Taming Cassandra with Containers: Multi-tenancy, Guaranteed Performance, Rapid Copies and more

Container-based virtualization and microservice architecture have taken the world by storm. Applications with a microservice architecture consist of a set of narrowly focused, independently deployable services, which are expected to fail. The advantage: increased agility and resilience. Agility since individual services can be updated and redeployed in isolation. While given the distributed nature of microservices, they can be deployed across different platforms and infrastructures, and the developers are forced to think about resilience from the ground up instead of as an afterthought. These are the defining principles for large web-scale and distributed applications, and web companies like Netflix, Twitter, Amazon, Google, etc have benefitted significantly with this paradigm.

Add containers to the mix

Containers are fast to deploy, allow bundling of all dependencies required for the application (break out of dependency hell), and are portable, which means you can truly write your application once and deploy it anywhere. Microservice architecture and containers, together, make applications that are faster to build and easier to maintain while having overall higher quality.

ROBIN Hyper-Converged Kubernetes Platform to manage Cassandra management challenges

Image borrowed from Martin Fowler’s excellent blog: http://martinfowler.com/articles/microservices.html

A major change forced by microservice architecture is decentralization of data. This means, unlike monolithic applications which prefer a single logical database for persistent data, microservices prefer letting each service manage its own database, either different instances of the same database technology or entirely different database systems.

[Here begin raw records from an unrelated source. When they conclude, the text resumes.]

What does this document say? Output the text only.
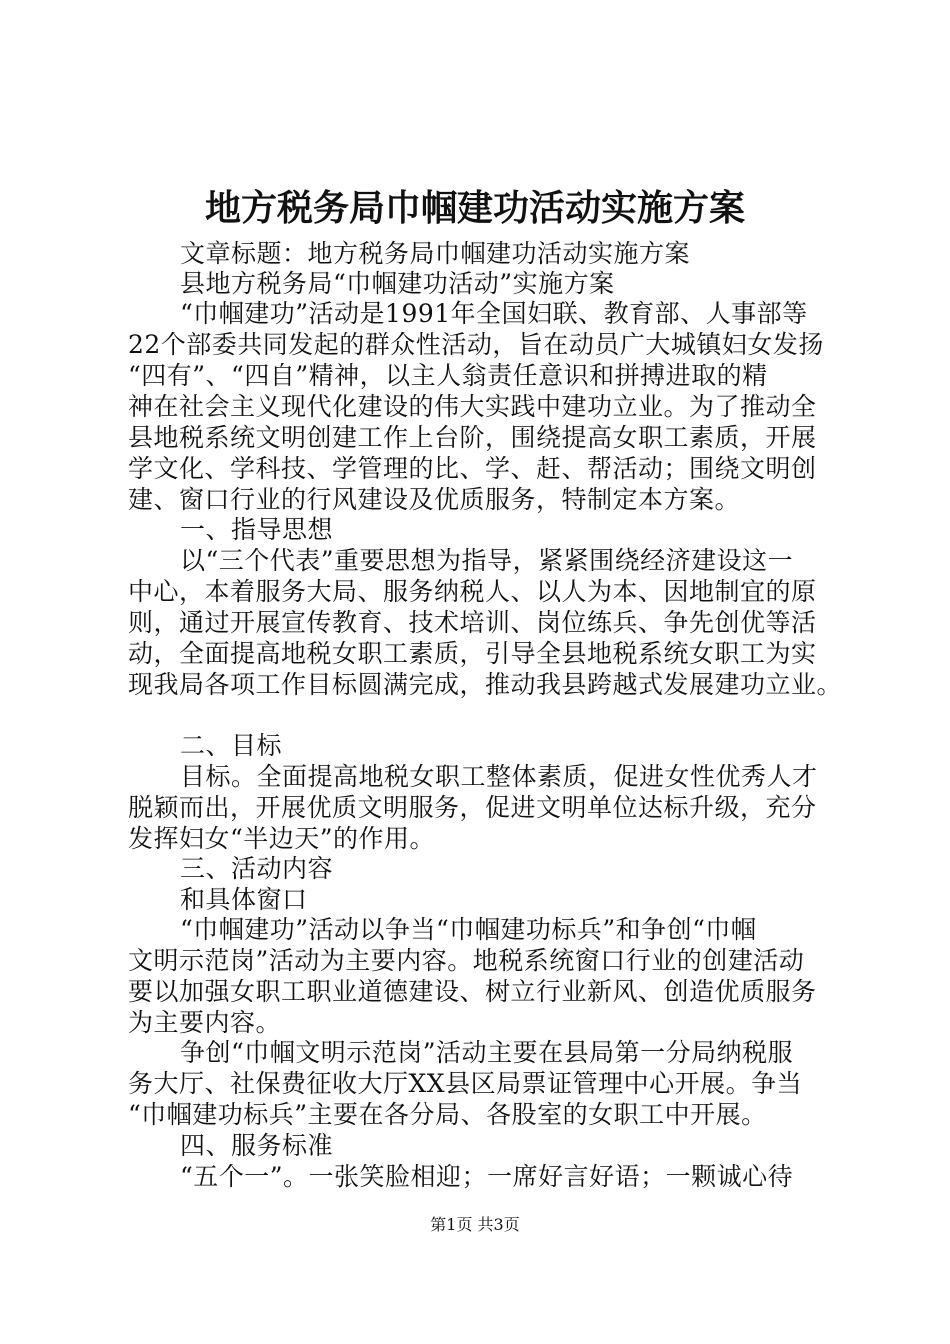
地方税务局巾帼建功活动实施方案
文章标题：地方税务局巾帼建功活动实施方案
县地方税务局“巾帼建功活动”实施方案
“巾帼建功”活动是1991年全国妇联、教育部、人事部等
22个部委共同发起的群众性活动，旨在动员广大城镇妇女发扬
“四有”、“四自”精神，以主人翁责任意识和拼搏进取的精
神在社会主义现代化建设的伟大实践中建功立业。为了推动全
县地税系统文明创建工作上台阶，围绕提高女职工素质，开展
学文化、学科技、学管理的比、学、赶、帮活动；围绕文明创
建、窗口行业的行风建设及优质服务，特制定本方案。
一、指导思想
以“三个代表”重要思想为指导，紧紧围绕经济建设这一
中心，本着服务大局、服务纳税人、以人为本、因地制宜的原
则，通过开展宣传教育、技术培训、岗位练兵、争先创优等活
动，全面提高地税女职工素质，引导全县地税系统女职工为实
现我局各项工作目标圆满完成，推动我县跨越式发展建功立业。
二、目标
目标。全面提高地税女职工整体素质，促进女性优秀人才
脱颖而出，开展优质文明服务，促进文明单位达标升级，充分
发挥妇女“半边天”的作用。
三、活动内容
和具体窗口
“巾帼建功”活动以争当“巾帼建功标兵”和争创“巾帼
文明示范岗”活动为主要内容。地税系统窗口行业的创建活动
要以加强女职工职业道德建设、树立行业新风、创造优质服务
为主要内容。
争创“巾帼文明示范岗”活动主要在县局第一分局纳税服
务大厅、社保费征收大厅XX县区局票证管理中心开展。争当
“巾帼建功标兵”主要在各分局、各股室的女职工中开展。
四、服务标准
“五个一”。一张笑脸相迎；一席好言好语；一颗诚心待
第1页 共3页
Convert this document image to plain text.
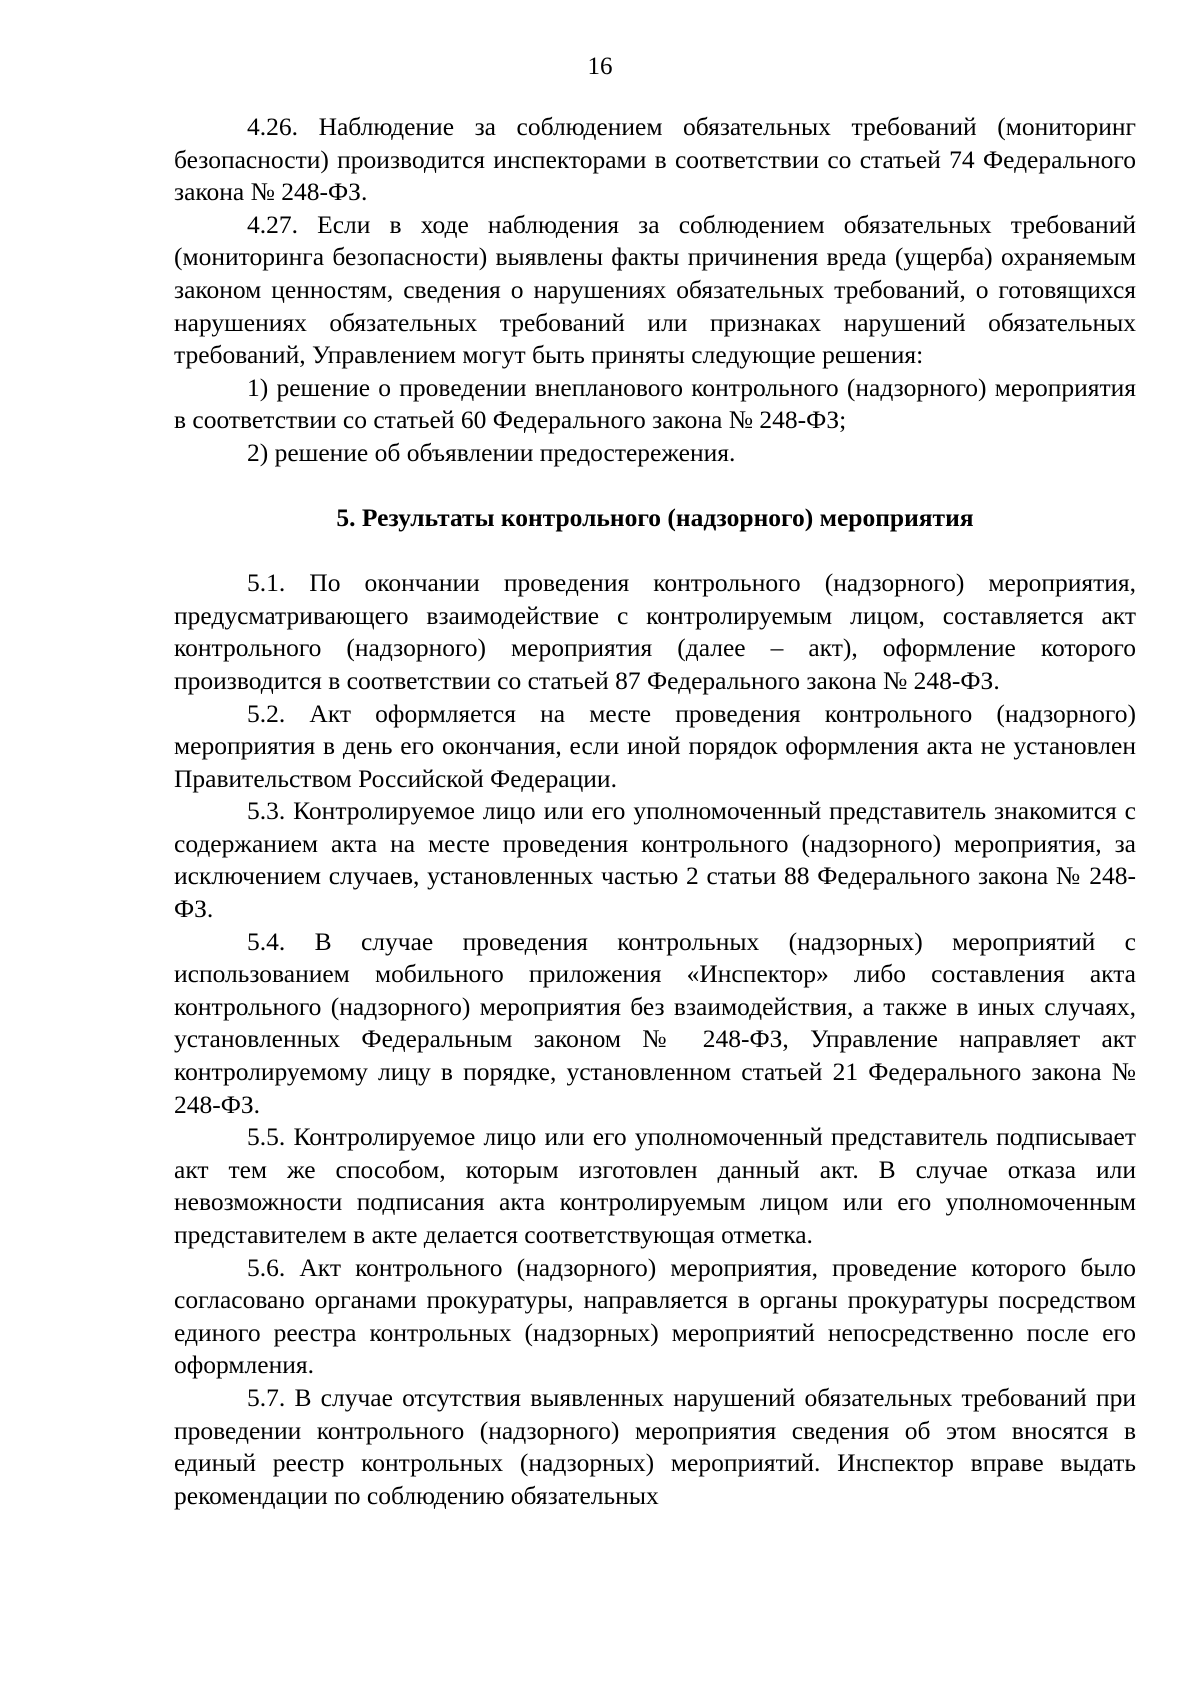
16

4.26. Наблюдение за соблюдением обязательных требований (мониторинг безопасности) производится инспекторами в соответствии со статьей 74 Федерального закона № 248-ФЗ.

4.27. Если в ходе наблюдения за соблюдением обязательных требований (мониторинга безопасности) выявлены факты причинения вреда (ущерба) охраняемым законом ценностям, сведения о нарушениях обязательных требований, о готовящихся нарушениях обязательных требований или признаках нарушений обязательных требований, Управлением могут быть приняты следующие решения:

1) решение о проведении внепланового контрольного (надзорного) мероприятия в соответствии со статьей 60 Федерального закона № 248-ФЗ;

2) решение об объявлении предостережения.

5. Результаты контрольного (надзорного) мероприятия

5.1. По окончании проведения контрольного (надзорного) мероприятия, предусматривающего взаимодействие с контролируемым лицом, составляется акт контрольного (надзорного) мероприятия (далее – акт), оформление которого производится в соответствии со статьей 87 Федерального закона № 248-ФЗ.

5.2. Акт оформляется на месте проведения контрольного (надзорного) мероприятия в день его окончания, если иной порядок оформления акта не установлен Правительством Российской Федерации.

5.3. Контролируемое лицо или его уполномоченный представитель знакомится с содержанием акта на месте проведения контрольного (надзорного) мероприятия, за исключением случаев, установленных частью 2 статьи 88 Федерального закона № 248-ФЗ.

5.4. В случае проведения контрольных (надзорных) мероприятий с использованием мобильного приложения «Инспектор» либо составления акта контрольного (надзорного) мероприятия без взаимодействия, а также в иных случаях, установленных Федеральным законом № 248-ФЗ, Управление направляет акт контролируемому лицу в порядке, установленном статьей 21 Федерального закона № 248-ФЗ.

5.5. Контролируемое лицо или его уполномоченный представитель подписывает акт тем же способом, которым изготовлен данный акт. В случае отказа или невозможности подписания акта контролируемым лицом или его уполномоченным представителем в акте делается соответствующая отметка.

5.6. Акт контрольного (надзорного) мероприятия, проведение которого было согласовано органами прокуратуры, направляется в органы прокуратуры посредством единого реестра контрольных (надзорных) мероприятий непосредственно после его оформления.

5.7. В случае отсутствия выявленных нарушений обязательных требований при проведении контрольного (надзорного) мероприятия сведения об этом вносятся в единый реестр контрольных (надзорных) мероприятий. Инспектор вправе выдать рекомендации по соблюдению обязательных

Unfortunately, databases are complex beasts, have a strong dependence on storage, have customized solutions for HA, DR, and scaling, and if not tuned correctly will directly impact application performance. Consequently, the container ecosystem has largely ignored the heart of most applications— storage — and thus limit the benefits of container-based microservices due to the inability to containerize stateful & data-heavy services such as databases.

The majority of the container ecosystem vendors have focussed mostly on stateless applications. Why? Stateless applications are easy to deploy and manage. For example, they have the ability to respond to events by adding or removing instances of a service without needing to significantly change or reconfigure the application. For stateful applications, most container ecosystem vendors have focussed on orchestration, which only solves the problems of deployment and scale, or existing storage vendors have tried to retrofit their current solutions for containers via volume plug-ins to orchestration solutions. Unfortunately, this is not sufficient.

ROBIN Hyper-Converged Kubernetes Platform

Robin is a container-based, application-centric, server and storage virtualization platform software which turns commodity hardware into a high-performance, elastic, and agile application/database consolidation platform. In particular, Robin is built for data applications such as databases and big data clusters as it provides all the benefits of hypervisor-based virtualization but with bare-metal performance (up to 40 percent better than VMs) and application-level IO resource management capabilities such as minimum IOPS guarantee and max IOPS caps. Robin also dramatically simplifies data lifecycle management with features such as one-click database snapshot, clones, and time travel.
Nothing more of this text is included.